Vestager réplique à la critique du sauvetage de Lufthansa

Vestager réplique à la critique du sauvetage de Lufthansa

29 mai 2020 0 Par Village FSE

Vendredi (29 mai), la vice-présidente de la Commission européenne, Margrethe Vestager, a répliqué aux critiques selon lesquelles elle était trop dure avec le plan de sauvetage du transporteur aérien allemand Lufthansa.

Lufthansa et le gouvernement allemand ont convenu cette semaine d'un plan de sauvetage de plus de 9 milliards d'euros, ce qui oblige le gouvernement allemand à prendre une participation de 20% dans la compagnie aérienne, ce qui nécessite désormais le feu vert des régulateurs de la concurrence de la commission.

  • Vestager: «  Il y a un risque élevé que si vous détenez le pouvoir de marché, que vous soyez une grande entreprise impressionnante et que vous recevez beaucoup d'aide, que la concurrence soit perturbée, c'est pourquoi nous demandons un remède '' (Photo: Parlement européen)

Vestager a déclaré que la commission ne « créait pas d'obstacles supplémentaires » – faisant valoir que les entreprises recevant d'importantes injections de capitaux de l'État devaient compenser leur avantage concurrentiel.

« Nous veillons à ce que, lorsqu'une entreprise détenant un pouvoir de marché avec une recapitalisation supérieure à 250 millions d'euros, cette perturbation de la concurrence soit corrigée. Parce que l'économie reprendra et qu'il y aura des concurrents pour toute entreprise ayant un pouvoir de marché et une recapitalisation d'État, qui concurrencera cette entreprise « , a expliqué Vestager aux journalistes à Bruxelles.

« C'est pour pouvoir équilibrer la situation et s'assurer que le marché unique fonctionne toujours », a-t-elle déclaré.

« Il y a un risque élevé que si vous détenez le pouvoir de marché, que vous êtes une grande entreprise impressionnante et que vous recevez beaucoup d'aide, la concurrence soit perturbée, c'est pourquoi nous demandons un remède », a déclaré Vestager.

Lufthansa, quant à elle, a critiqué les régulateurs européens pour avoir demandé à la compagnie aérienne de céder des créneaux horaires dans ses hubs de Francfort et de Munich, où elle détient les deux tiers des parts de marché.

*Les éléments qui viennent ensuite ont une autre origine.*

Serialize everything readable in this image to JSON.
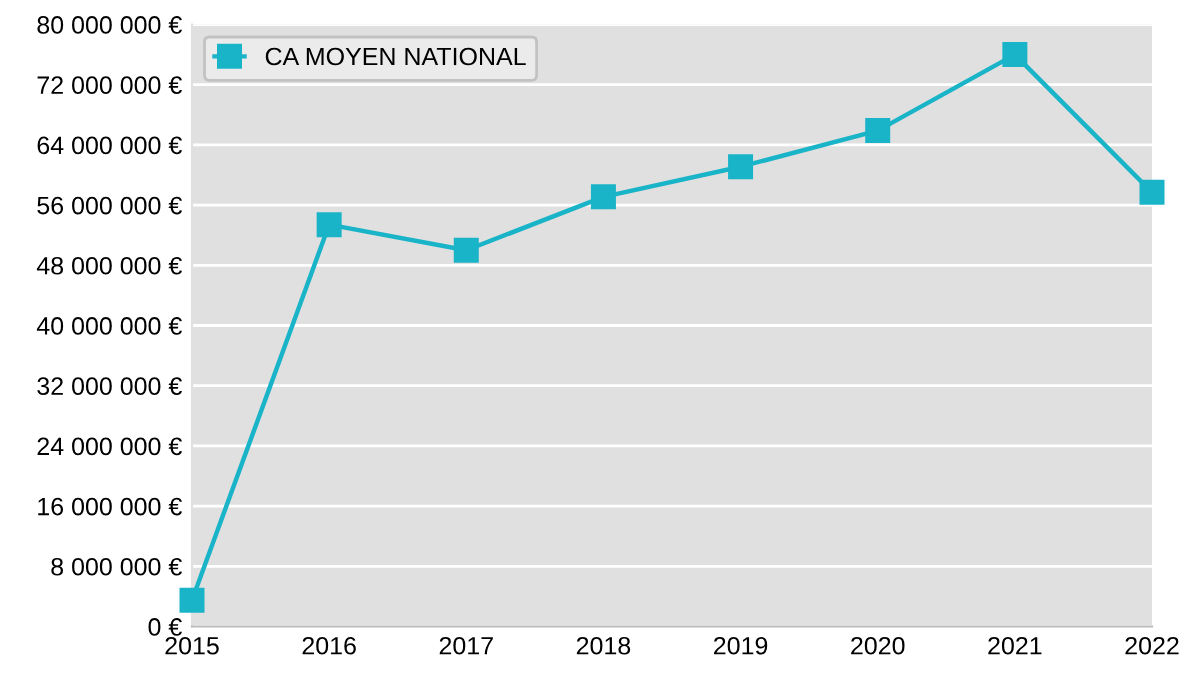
{
  "chart_data": {
    "type": "line",
    "x": [
      2015,
      2016,
      2017,
      2018,
      2019,
      2020,
      2021,
      2022
    ],
    "series": [
      {
        "name": "CA MOYEN NATIONAL",
        "color": "#1ab4c8",
        "values": [
          3500000,
          53400000,
          50000000,
          57100000,
          61100000,
          65900000,
          76000000,
          57700000
        ]
      }
    ],
    "xlim": [
      2015,
      2022
    ],
    "xticks": [
      2015,
      2016,
      2017,
      2018,
      2019,
      2020,
      2021,
      2022
    ],
    "ylim": [
      0,
      80000000
    ],
    "yticks": [
      {
        "value": 0,
        "label": "0 €"
      },
      {
        "value": 8000000,
        "label": "8 000 000 €"
      },
      {
        "value": 16000000,
        "label": "16 000 000 €"
      },
      {
        "value": 24000000,
        "label": "24 000 000 €"
      },
      {
        "value": 32000000,
        "label": "32 000 000 €"
      },
      {
        "value": 40000000,
        "label": "40 000 000 €"
      },
      {
        "value": 48000000,
        "label": "48 000 000 €"
      },
      {
        "value": 56000000,
        "label": "56 000 000 €"
      },
      {
        "value": 64000000,
        "label": "64 000 000 €"
      },
      {
        "value": 72000000,
        "label": "72 000 000 €"
      },
      {
        "value": 80000000,
        "label": "80 000 000 €"
      }
    ],
    "grid": "y",
    "legend": "top left",
    "marker": "square",
    "line_style": "solid"
  }
}
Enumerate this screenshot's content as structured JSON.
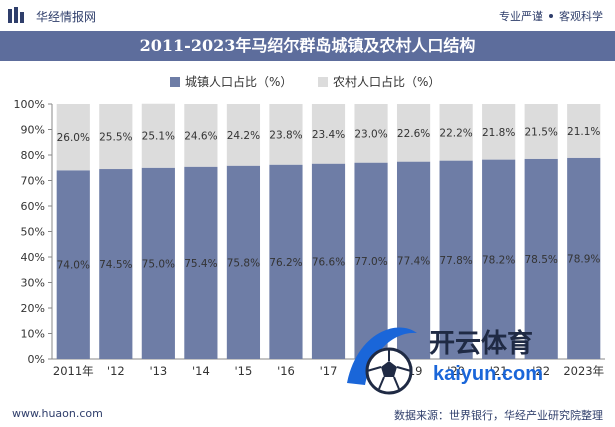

Les régulateurs de la Commission sont sous pression pour examiner les énormes subventions que les gouvernements accordent actuellement pour aider dans la crise des coronavirus. Des milliards d'euros d'aides d'État ont déjà été approuvés dans l'ensemble.

L'eurodéputé allemand Daniel Caspary, qui dirige la délégation parlementaire des chrétiens-démocrates au pouvoir en Allemagne, a critiqué Vestager pour ce qu'il considère comme l'affaiblissement des grandes entreprises européennes.

« Il est pathétique que Mme Vestager décide régulièrement d'affaiblir des sociétés européennes telles que Lufthansa, Alstom, Bombardier sur le marché mondial », a-t-il tweeté.

L'année dernière, la commission a décidé d'interdire la fusion de l'Allemagne Siemens et de la France Alstom pour créer une société ferroviaire européenne, se disant préoccupée par la hausse des prix et des coûts pour les contribuables.

Les gouvernements français et allemand ont soutenu l'accord, et certains ont fait valoir que l'interprétation de Vestager des règles de concurrence entrave le rôle mondial des entreprises européennes.

« De plus, Vestager n'a pas été en mesure de lutter contre le pouvoir de marché excessif d'entreprises comme Amazon, Google, Facebook et autres sur les marchés européens et internationaux. Par cela, elle nuit à la compétitivité mondiale de # l'UE », a expliqué Caspary.

« Le commissaire Vestager devrait immédiatement approuver le plan de sauvetage de la Lufthansa sans autres exigences », a-t-il ajouté.

La compagnie low-cost Ryanair, qui a également reçu l'aide du gouvernement britannique, a contesté le plan de sauvetage de Lufthansa, arguant que cela fausserait la concurrence.

« Comment des compagnies aériennes comme Ryanair, EasyJet et Laudamotion peuvent-elles concurrencer Lufthansa sur le marché court-courrier à destination et en provenance de l'Allemagne, maintenant qu'elle dispose de 9 milliards d'euros de subventions du gouvernement allemand pour lui permettre de s'engager dans la vente ou l'achat à des prix inférieurs encore plus de concurrence pour les prochaines années « , a déclaré le PDG de Ryanair, Michael O'Leary, plus tôt cette semaine dans un communiqué.